Vordering tot ontslag uit hoofdelijke aansprakelijkheid na ontbinding geregistreerd partnerschap

In deze zaak, die voor de Rechtbank Rotterdam is behandeld, vordert de vrouw dat de man haar ontslaat uit de hoofdelijke aansprakelijkheid voor de hypothecaire lening van de woning die op naam van de man staat. De partijen hebben een geregistreerd partnerschap gehad dat op 16 mei 2024 is ontbonden, waarbij de rechtbank heeft bepaald dat de hoofdverblijfplaats van de kinderen bij de vrouw zal zijn. De vrouw heeft de woning verlaten en woont nu in een huurwoning met haar kinderen. De man heeft echter niet voldoende inspanningen geleverd om de vrouw uit de hoofdelijke aansprakelijkheid te laten ontslaan, ondanks dat hij in de woning blijft wonen met zijn nieuwe vriendin. De voorzieningenrechter oordeelt dat het spoedeisend belang van de vrouw bij haar vordering voldoende is aangetoond, en dat de man verplicht is om de vrouw uit de hoofdelijke aansprakelijkheid te laten ontslaan. De man wordt veroordeeld om dit binnen zes weken na betekening van het vonnis te doen, met een dwangsom van € 250,- per dag bij niet-nakoming, tot een maximum van € 150.000,-. De proceskosten worden gecompenseerd, zodat iedere partij de eigen kosten draagt.

Uitspraak

vonnis

RECHTBANK ROTTERDAM

Team handel en haven
zaaknummer / rolnummer: C/10/691414 / KG ZA 24-1220
Vonnis in kort geding van 21 januari 2025
in de zaak van
[naam vrouw],
wonende te [woonplaats] ,
eiseres,
advocaat mr. S.A. Ray te Rotterdam,
tegen
[naam man],
wonende te [woonplaats] ,
gedaagde,
advocaat mr. J.D. Bakker te Den Haag.
Partijen worden hierna de vrouw en de man genoemd.

1.De procedure

1.1.
Het verloop van de procedure blijkt uit:
  • de dagvaarding van 24 december 2024, met 6 producties;
  • de mondelinge behandeling op 7 januari 2025.

2.De feiten

2.1.
Partijen zijn op 8 augustus 2011 een geregistreerd partnerschap aangegaan.
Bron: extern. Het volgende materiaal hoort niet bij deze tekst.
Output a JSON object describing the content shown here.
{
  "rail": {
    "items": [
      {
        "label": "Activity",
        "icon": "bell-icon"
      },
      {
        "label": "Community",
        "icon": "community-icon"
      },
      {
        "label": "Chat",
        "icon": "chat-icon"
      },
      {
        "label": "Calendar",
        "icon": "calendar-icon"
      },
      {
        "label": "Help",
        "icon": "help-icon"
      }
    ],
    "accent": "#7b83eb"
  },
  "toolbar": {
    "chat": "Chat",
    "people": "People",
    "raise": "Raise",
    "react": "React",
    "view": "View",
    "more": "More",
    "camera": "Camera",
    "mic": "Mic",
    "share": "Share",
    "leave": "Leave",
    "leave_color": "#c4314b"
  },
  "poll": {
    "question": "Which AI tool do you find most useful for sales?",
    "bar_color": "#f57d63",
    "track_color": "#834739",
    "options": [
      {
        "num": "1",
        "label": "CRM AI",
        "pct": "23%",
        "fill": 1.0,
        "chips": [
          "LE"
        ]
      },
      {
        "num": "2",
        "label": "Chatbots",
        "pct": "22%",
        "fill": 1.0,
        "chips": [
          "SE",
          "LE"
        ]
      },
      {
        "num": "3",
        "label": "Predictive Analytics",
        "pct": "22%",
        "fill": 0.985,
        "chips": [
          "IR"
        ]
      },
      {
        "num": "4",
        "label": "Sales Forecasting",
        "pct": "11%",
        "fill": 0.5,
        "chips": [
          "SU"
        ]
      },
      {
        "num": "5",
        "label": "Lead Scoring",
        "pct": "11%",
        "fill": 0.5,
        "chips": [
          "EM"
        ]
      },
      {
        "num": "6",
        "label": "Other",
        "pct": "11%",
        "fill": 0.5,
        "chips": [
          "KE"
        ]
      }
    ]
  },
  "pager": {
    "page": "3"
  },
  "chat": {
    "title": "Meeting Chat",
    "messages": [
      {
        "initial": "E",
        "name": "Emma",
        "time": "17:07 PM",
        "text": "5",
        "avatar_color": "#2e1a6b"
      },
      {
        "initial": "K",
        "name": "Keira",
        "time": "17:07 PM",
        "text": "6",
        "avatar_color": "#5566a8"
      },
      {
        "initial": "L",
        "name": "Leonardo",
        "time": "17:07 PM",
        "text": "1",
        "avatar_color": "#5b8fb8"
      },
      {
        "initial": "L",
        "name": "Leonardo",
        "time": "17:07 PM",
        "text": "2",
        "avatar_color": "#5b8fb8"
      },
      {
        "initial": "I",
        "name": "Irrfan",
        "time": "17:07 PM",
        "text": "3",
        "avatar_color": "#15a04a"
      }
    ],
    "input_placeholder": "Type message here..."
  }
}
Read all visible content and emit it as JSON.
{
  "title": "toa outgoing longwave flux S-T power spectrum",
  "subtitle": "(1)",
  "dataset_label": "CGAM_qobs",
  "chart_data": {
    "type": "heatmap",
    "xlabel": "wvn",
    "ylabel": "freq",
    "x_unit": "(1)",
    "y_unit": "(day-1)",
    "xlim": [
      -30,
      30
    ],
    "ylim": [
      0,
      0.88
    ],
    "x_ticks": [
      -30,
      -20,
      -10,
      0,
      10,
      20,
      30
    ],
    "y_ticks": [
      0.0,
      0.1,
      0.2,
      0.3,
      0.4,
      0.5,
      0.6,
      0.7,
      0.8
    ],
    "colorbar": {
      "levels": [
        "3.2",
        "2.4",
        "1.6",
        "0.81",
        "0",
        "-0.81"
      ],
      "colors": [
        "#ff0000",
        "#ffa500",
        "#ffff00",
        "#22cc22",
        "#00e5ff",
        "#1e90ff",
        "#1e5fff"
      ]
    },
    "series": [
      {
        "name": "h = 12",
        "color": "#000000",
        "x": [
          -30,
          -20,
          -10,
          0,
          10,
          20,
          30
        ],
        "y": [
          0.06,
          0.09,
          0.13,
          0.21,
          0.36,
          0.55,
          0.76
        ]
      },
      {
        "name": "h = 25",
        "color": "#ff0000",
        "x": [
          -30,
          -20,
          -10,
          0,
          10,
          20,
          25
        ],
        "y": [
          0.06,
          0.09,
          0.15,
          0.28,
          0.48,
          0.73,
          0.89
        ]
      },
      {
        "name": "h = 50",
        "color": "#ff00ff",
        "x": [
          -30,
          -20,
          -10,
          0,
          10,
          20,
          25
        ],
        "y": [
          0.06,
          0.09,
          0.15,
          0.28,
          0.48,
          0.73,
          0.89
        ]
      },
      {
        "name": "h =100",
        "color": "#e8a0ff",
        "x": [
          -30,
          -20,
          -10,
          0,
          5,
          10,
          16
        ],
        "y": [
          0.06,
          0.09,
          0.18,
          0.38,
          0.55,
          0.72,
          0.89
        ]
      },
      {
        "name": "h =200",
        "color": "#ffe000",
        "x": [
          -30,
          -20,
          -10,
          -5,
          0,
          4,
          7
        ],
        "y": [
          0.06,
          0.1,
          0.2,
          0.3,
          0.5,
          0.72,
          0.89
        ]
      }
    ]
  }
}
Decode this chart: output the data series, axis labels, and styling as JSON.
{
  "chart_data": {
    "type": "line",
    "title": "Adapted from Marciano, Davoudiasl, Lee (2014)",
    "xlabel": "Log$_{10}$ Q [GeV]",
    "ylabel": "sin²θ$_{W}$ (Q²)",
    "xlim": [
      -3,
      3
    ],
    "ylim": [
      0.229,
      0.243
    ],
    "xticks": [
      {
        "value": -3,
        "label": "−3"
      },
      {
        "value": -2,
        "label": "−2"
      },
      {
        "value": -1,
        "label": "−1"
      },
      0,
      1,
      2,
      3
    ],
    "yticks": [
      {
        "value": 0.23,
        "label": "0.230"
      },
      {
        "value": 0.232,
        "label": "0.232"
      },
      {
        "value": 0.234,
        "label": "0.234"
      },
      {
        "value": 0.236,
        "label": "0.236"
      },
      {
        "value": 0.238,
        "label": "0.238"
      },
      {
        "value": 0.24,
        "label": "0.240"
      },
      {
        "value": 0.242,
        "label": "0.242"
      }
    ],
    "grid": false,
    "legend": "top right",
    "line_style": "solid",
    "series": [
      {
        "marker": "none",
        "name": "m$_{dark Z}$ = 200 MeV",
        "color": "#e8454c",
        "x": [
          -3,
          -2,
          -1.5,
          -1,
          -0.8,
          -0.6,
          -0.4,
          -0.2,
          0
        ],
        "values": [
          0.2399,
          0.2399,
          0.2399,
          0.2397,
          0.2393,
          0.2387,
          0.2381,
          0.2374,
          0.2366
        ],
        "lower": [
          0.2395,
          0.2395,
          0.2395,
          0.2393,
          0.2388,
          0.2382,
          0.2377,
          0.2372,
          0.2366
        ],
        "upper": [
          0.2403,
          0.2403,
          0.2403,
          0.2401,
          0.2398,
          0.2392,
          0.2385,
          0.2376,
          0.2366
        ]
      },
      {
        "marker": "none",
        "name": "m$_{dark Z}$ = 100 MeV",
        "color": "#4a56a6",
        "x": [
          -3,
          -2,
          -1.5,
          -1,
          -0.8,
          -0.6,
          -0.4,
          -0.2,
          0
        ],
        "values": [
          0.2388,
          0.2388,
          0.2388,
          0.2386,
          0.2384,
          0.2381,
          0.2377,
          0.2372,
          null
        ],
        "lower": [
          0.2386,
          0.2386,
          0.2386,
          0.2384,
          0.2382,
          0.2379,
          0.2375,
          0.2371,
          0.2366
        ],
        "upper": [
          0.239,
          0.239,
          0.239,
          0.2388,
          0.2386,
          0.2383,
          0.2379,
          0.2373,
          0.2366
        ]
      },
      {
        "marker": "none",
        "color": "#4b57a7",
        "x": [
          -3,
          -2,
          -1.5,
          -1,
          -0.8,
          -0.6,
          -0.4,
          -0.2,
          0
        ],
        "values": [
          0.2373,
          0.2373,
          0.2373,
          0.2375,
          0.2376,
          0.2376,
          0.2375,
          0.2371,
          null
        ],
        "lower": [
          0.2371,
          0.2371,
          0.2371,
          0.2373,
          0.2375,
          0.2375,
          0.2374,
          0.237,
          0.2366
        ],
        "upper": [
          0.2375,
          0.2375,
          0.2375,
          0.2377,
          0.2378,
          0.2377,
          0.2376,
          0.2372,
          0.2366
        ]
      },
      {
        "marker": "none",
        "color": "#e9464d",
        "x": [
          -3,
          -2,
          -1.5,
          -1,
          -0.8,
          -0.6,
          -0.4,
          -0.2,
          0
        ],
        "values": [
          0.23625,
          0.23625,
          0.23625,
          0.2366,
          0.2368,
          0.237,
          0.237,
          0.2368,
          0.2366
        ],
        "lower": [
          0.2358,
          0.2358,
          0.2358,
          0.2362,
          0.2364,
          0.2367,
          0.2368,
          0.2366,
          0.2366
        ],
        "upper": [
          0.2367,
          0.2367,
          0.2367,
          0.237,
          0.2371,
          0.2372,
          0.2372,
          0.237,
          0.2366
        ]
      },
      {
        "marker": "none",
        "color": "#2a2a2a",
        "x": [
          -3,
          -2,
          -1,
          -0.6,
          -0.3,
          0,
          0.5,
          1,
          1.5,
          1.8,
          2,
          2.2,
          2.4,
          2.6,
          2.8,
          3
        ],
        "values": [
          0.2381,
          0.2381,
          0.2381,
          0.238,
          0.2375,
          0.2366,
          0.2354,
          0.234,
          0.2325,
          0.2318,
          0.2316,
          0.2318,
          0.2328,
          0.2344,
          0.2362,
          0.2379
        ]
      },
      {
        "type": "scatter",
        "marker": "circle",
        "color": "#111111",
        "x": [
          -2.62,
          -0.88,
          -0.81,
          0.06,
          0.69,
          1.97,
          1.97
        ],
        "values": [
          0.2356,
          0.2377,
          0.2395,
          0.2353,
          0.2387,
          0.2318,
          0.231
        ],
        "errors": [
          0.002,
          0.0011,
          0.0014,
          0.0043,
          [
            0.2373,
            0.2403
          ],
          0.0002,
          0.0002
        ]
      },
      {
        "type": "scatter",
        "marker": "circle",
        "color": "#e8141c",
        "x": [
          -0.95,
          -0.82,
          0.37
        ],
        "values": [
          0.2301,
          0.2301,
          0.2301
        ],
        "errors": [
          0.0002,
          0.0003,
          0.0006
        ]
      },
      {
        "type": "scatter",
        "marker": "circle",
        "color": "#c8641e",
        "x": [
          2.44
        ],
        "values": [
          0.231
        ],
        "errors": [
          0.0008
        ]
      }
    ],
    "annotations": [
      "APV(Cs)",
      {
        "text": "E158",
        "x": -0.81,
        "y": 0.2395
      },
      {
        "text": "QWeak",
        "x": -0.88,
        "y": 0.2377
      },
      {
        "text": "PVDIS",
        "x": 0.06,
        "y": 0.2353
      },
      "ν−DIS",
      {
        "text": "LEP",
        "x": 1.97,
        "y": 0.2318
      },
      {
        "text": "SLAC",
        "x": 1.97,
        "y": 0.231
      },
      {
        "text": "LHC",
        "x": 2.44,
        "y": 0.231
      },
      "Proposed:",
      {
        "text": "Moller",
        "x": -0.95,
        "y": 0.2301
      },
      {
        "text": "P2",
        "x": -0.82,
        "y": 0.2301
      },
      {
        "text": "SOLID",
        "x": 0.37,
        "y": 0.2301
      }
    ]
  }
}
Zij hebben samen vier (nog minderjarige) kinderen, waarover zij gezamenlijk het ouderlijk gezag hebben.
2.2.
Tijdens het geregistreerd partnerschap woonden partijen samen in de woning gelegen aan de [adres] te [plaats] (hierna: de woning). De woning is in eigendom van de man. Op de woning rust een hypotheek, die op naam staat van beide partijen.
2.3.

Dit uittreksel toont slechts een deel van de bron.